I was upset by the way Winterwood seduced me. I did not want to be reeled in by Redmond and his elliptical storytelling because I knew that, between the lines, he was telling me stories I didn’t want him to be able to tell. I wanted to believe the surface of Redmond’s life, that he and his Catherine (and, later, his Casey) were blissfully happy, with no hand ever raised from husband to wife. I wanted to believe that winterwood was an impenetrable castle where loving parents and daughter Imogene barricaded themselves against the attackers without. Perhaps Redmond would have lost his life in the battle, but such a death would be preferable to the slow drip of madness that leaked out from every sentence Redmond spoke to me.

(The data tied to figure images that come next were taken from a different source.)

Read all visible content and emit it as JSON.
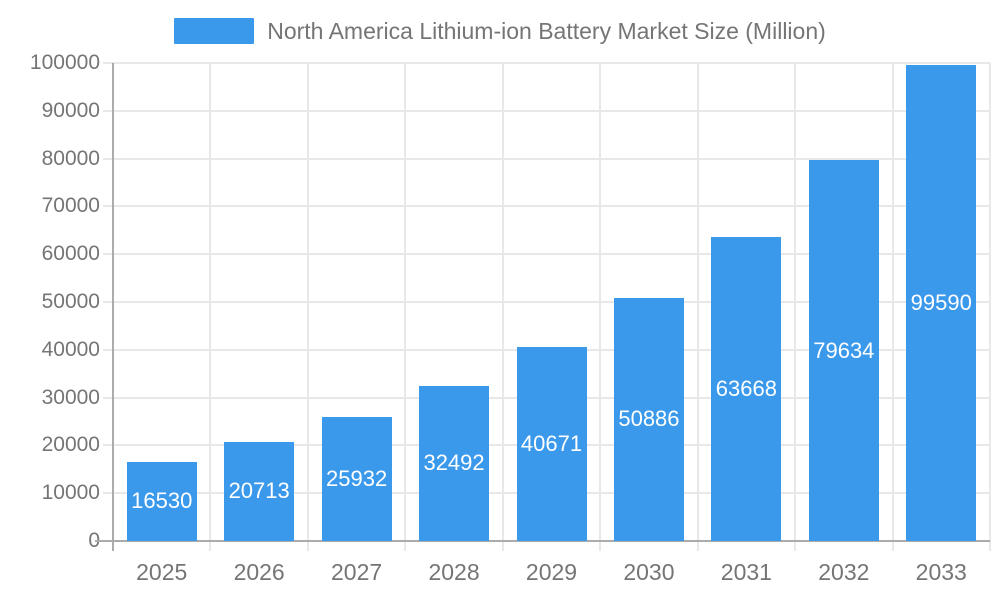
{
  "chart_data": {
    "type": "bar",
    "title": "North America Lithium-ion Battery Market Size (Million)",
    "categories": [
      "2025",
      "2026",
      "2027",
      "2028",
      "2029",
      "2030",
      "2031",
      "2032",
      "2033"
    ],
    "values": [
      16530,
      20713,
      25932,
      32492,
      40671,
      50886,
      63668,
      79634,
      99590
    ],
    "value_labels": [
      "16530",
      "20713",
      "25932",
      "32492",
      "40671",
      "50886",
      "63668",
      "79634",
      "99590"
    ],
    "xlabel": "",
    "ylabel": "",
    "ylim": [
      0,
      100000
    ],
    "ytick_step": 10000,
    "ytick_labels": [
      "0",
      "10000",
      "20000",
      "30000",
      "40000",
      "50000",
      "60000",
      "70000",
      "80000",
      "90000",
      "100000"
    ],
    "grid": true,
    "legend_position": "top-center",
    "colors": {
      "bar": "#3B99EC",
      "value_label": "#FFFFFF",
      "axis_label": "#757575",
      "legend_label": "#757575",
      "grid": "#E8E8E8",
      "axis_line": "#ABABAB"
    }
  }
}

McCabe’s writing is frantically obtuse, whizzing past key story elements while returning to haunting images that seem to stop the narrative dead in its tracks. As Redmond stopped to puzzle over these recurring memories, so did I join him, and momentarily stopped trying to solve the mystery. There’s a scent–what is the scent?–and Portobello–when did he live there?–and, most enigmatic of all, there’s Ned Strange, mountain man, storyteller, and demon. None of Redmond’s dealings with Ned make any sense at all on the surface, because McCabe masterfully manipulates the space between reality and fantasy and confuses the living with the dead. Ned stalks Redmond at every turn, and drives Redmond’s telling of his own story, infusing it with his own.
Winterwood asks to be read quickly. It’s a slim volume, few words on the page, interspersed with songs and poetry in English and in Gaelic. And that’s how it tricks you, forcing itself down bonelessly. Read it quickly and pretend that every page does not foretell the indigestion you’ll have later, the nightmares and the screaming.